At last summer’s Ham Radio in Friedrichshafen, I was offered a YIG-tuned oscillator at the suspiciously generous price of 5 Euros. Since I’m always on the lookout for cheap instrumentation-grade YTOs, I took it without a second thought. After a brief chat with the friendly operator who sold it, I learned that it came from a recently discarded HP spectrum analyzer, which appears to have been beyond hope. However, he claimed that the oscillator worked ’til the end. Should he read this: thanks for the chat, and for the part :-)
A few months later: Grabbing a spectrum analyzer and a bunch of power supplies shows an indeed very healthy part.
The YTO in question here is Avantek-branded (typical for HP), model AIL 230186. According to its label, it should range from 1.75 to 4.3 GHz. On the casing, it features an SMA port and seven EMI-shielded pins for GND, V+, V-, tuning (+/-) and FM (+/-). In operation, it draws +20 VDC @ 104 mA and -5 VDC @ 109 mA. I did not notice too much of a difference during warm-up, but I guess a rough +20% should be accounted for in the power supply. However, the actual oscillator will only start up once a tuning current is applied to the tuning coil pins, while the FM modulation input can be left unconnected. At an I_tune of 61 mA (~0.91 VDC), it shows stable output of 1.54 GHz at 14.5 dBm. The highest frequency of 4.56 GHz is reached at 190 mA (~2.78 VDC). Beyond, oscillation stops again.

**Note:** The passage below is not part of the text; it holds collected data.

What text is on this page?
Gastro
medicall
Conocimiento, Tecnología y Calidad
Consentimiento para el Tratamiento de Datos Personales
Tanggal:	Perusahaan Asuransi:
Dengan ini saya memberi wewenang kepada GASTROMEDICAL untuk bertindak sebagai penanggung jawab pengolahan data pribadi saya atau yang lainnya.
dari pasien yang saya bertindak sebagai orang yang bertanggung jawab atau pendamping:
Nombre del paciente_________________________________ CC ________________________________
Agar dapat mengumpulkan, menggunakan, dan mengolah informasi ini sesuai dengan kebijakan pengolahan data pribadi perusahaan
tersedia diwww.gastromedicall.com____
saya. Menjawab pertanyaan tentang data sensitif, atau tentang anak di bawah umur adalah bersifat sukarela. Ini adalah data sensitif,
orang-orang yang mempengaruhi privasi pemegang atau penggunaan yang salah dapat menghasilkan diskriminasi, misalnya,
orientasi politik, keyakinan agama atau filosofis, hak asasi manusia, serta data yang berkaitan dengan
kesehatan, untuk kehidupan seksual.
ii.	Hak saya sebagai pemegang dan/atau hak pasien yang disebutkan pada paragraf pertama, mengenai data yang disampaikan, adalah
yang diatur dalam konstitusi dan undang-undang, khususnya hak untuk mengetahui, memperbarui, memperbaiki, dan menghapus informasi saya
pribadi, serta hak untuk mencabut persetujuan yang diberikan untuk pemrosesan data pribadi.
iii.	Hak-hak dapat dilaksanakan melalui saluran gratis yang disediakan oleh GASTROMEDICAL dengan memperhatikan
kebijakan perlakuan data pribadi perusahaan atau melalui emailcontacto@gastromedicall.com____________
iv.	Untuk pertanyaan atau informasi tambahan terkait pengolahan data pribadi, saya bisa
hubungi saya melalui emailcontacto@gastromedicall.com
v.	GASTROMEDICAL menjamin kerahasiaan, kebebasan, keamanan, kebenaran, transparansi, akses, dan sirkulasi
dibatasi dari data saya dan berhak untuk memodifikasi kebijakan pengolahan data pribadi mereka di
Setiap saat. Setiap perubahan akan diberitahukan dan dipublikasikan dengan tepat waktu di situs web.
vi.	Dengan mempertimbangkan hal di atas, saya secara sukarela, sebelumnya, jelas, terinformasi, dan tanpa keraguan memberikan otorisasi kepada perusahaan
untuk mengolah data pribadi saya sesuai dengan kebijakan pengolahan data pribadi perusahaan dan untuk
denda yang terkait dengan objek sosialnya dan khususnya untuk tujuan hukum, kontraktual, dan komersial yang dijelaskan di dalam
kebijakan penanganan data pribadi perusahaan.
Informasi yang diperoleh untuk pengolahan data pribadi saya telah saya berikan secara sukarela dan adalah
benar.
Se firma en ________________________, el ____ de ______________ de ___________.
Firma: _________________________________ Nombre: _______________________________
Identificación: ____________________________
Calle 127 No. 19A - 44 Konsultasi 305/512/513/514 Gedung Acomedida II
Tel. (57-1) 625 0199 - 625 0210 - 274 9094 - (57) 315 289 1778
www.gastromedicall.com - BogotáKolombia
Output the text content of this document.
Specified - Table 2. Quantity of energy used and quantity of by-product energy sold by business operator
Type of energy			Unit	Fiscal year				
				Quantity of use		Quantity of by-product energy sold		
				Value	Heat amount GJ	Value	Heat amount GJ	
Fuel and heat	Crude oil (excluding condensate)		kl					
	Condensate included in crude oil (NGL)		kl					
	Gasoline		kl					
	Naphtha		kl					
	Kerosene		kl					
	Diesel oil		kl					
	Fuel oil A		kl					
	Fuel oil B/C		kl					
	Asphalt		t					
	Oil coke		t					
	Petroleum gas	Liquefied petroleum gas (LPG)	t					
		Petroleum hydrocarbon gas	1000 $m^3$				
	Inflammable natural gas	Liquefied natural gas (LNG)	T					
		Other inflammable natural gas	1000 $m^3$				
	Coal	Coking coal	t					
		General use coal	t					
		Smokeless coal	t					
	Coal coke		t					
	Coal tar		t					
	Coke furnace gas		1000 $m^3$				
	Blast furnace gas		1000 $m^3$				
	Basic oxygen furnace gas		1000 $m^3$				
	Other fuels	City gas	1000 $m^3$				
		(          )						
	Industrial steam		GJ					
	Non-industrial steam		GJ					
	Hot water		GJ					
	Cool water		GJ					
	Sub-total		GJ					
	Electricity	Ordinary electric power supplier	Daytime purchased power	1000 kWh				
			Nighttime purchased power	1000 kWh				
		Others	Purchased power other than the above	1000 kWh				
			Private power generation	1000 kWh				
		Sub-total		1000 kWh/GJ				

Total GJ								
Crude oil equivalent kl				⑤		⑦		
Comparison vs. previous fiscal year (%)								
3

In case anybody needs it, here is a rough outline of the tuning characteristic:
I_tune / mA | V_tune / V | f_out / GHz | P_out / dBm |
---|---|---|---|
61 | 0.91 | 1.54 | 14.5 |
72 | 1.07 | 1.8 | 15.5 |
89 | 1.32 | 2.2 | 16 |
106 | 1.57 | 2.6 | 15.5 |
123 | 1.81 | 3.0 | 16 |
139 | 2.05 | 3.4 | 16 |
156 | 2.3 | 3.8 | 16 |
173 | 2.55 | 4.2 | 15.5 |
190 | 2.78 | 4.56 | 13 |
I plan to run it past a precision source analyzer when there’s time, to follow up with some actual performance data.